31 May 2012 One Obamacare Debacle You Haven’t Heard About… Until Now
In a piece for the Washington Examiner, I write about one Obamacare program you won’t hear much about. That’s because many details of the costly plan to convince doctors to use older and cheaper drugs are kept secret.
As I write in Friday’s paper,
This month, the Supreme Court will rule on President Obama’s health care law. But contrary to popular belief, it will not be considering whether to overturn the entirety of the president’s health care agenda. Even if the court finds the Affordable Care Act unconstitutional, other troubling aspects of the president’s policies will remain intact unless Congress fixes them.
Consider a program created by the 2009 stimulus bill, known as academic detailing. The program sends government representatives, akin to drug representatives, into doctor’s offices to influence prescribing decisions.
The more information physicians have, the better equipped they are to provide quality care to patients. But under academic detailing, the government may be grossly misinforming doctors about medical choices. Thanks to a total lack of transparency in the program, there is no way for the public to know.
Physician outreach on the part of medical companies is a valuable and legitimate source of information. But because drug companies naturally want to sell more of their branded medicines, this type of communication is heavily regulated to counter possible conflicts of interest, while still allowing the sharing of scientific information that could help improve patient care.
The government’s academic detailing program is similar, but it is curiously exempt from the same patient-protecting transparency standards applied to the drug industry. The Agency for Healthcare Research and Quality, the agency responsible for academic detailing, is spending nearly $12 million in contracts with public relations firms, yet it refuses to disclose exactly what its detailers are telling doctors. Contrast this with onerous burdens on industry representatives, who must get every word approved by the Food and Drug Administration.

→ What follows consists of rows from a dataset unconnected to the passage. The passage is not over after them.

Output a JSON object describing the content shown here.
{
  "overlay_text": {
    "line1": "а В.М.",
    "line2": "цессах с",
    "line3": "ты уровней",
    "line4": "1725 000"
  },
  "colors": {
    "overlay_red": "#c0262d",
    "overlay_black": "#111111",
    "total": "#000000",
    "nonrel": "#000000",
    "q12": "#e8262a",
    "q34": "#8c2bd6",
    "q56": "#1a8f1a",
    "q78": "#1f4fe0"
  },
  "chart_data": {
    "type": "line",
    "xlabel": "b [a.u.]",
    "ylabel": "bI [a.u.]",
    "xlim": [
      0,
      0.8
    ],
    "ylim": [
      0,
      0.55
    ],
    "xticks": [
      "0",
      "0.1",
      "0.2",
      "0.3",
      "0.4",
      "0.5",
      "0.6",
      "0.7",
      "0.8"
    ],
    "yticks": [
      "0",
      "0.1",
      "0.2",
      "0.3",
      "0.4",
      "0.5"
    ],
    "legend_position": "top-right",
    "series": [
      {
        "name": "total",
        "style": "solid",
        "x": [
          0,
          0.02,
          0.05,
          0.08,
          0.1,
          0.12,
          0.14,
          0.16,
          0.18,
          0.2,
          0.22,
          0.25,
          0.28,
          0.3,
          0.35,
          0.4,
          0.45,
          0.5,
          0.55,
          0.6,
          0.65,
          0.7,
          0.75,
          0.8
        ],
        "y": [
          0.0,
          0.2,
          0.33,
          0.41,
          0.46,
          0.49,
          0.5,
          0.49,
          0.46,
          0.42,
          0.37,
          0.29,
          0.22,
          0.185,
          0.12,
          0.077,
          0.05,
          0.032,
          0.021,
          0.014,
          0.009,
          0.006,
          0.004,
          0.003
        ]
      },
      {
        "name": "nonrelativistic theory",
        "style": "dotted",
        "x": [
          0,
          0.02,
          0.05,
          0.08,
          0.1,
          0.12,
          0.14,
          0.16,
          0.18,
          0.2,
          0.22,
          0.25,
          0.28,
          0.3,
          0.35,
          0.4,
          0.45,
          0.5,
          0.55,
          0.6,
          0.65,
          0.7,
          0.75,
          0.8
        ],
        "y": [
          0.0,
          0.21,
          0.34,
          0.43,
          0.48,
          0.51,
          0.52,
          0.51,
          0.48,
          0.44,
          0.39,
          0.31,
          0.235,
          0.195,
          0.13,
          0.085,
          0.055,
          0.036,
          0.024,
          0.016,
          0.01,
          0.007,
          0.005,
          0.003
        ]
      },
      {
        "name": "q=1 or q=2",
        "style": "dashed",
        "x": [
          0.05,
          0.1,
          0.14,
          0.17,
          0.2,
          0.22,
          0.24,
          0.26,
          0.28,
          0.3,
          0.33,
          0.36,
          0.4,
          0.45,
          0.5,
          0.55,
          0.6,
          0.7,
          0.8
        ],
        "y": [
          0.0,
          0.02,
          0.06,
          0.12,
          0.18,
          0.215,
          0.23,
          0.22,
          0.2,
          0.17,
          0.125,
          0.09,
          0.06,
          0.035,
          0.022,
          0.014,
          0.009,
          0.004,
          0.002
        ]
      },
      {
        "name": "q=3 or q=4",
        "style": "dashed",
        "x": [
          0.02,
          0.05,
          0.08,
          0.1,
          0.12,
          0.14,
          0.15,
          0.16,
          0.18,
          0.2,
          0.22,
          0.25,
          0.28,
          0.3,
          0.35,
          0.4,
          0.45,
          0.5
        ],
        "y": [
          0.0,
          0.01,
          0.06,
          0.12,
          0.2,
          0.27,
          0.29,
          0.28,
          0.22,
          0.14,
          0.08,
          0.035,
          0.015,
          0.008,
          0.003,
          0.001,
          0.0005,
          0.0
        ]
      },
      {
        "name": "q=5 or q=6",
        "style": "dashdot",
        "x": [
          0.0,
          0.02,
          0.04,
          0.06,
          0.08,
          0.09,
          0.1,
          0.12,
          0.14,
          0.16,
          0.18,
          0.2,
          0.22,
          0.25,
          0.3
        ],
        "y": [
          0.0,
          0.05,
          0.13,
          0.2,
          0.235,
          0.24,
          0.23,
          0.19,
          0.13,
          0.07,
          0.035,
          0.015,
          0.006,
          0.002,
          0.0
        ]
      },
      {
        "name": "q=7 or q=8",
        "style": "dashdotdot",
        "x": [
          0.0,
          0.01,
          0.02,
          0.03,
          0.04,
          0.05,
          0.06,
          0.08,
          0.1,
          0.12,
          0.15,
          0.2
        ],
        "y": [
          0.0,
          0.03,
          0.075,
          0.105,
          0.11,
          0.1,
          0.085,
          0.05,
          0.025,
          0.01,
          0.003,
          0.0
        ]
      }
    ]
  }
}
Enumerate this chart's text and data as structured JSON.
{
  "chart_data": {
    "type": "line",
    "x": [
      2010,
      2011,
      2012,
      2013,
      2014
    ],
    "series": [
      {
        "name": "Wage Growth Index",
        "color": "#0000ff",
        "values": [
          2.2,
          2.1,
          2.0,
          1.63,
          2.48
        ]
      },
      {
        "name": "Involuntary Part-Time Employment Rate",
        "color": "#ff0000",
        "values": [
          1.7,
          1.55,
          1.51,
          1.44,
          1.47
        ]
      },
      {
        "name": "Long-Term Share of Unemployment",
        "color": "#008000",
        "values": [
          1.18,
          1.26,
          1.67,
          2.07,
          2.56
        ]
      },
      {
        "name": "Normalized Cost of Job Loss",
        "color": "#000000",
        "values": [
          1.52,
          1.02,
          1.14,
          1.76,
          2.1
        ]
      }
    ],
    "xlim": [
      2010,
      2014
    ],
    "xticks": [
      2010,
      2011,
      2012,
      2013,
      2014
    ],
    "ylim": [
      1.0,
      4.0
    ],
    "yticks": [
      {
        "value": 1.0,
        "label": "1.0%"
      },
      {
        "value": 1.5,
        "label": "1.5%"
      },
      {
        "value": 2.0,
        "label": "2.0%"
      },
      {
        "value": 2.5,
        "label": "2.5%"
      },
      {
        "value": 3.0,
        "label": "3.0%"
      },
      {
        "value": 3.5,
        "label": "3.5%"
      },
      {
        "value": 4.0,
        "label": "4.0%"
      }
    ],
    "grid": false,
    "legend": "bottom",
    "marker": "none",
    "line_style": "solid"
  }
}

AHRQ is not overseen by any outside authority in government. The agency has excused itself from reporting which doctors it contacts, citing as its rationale a privacy law Congress wrote to protect patients, not doctors. Congress should make it clear that not only may AHRQ disclose which doctors they are approaching, but that they must report this information both to FDA and to the public, just as pharmaceutical companies must do.
Setting aside the broader question of whether the government should pay PR firms to influence doctors in the first place, there is no way to avoid the conclusion that doing so in private creates a dangerous situation. Academic detailers focused on cost-cutting are likely to gloss over the fact that less expensive treatment options that work for most patients often won’t work for some of them.
Cutting medical costs is a national priority, but an overaggressive adherence to this type of research must be accompanied by a balanced recognition of individual patient needs. This is not a hypothetical concern. The initial academic detailing grants are intended to disseminate the findings of comparative effectiveness research, which studies treatment outcomes on a systemwide (as opposed to patient-specific) level. CER findings, applied without recognition for individual patient differences, can be harmful to patients who don’t respond to medicine the in the same way as a majority of patients. As a result, seemingly credible government-funded detailers could advise doctors to prescribe the least expensive medicines, even if they don’t work at all for some patients. This could actually increase medical costs. Without transparency, how are we supposed to know whether CER findings are being explained in a responsible, balanced way?
The government has a clear interest in controlling health care costs —- a worthy goal, but one that must be pursued responsibly, with a clear emphasis on transparency and respect for individual patient needs. As long as it presumes to advise doctors, the government should acknowledge that it is not a wholly disinterested party. In its dealings with doctors, it should have to abide by the same scientific oversight and transparency standards it rightly demands of others.
Jeff Stier is a senior fellow at the National Center for Public Policy Research.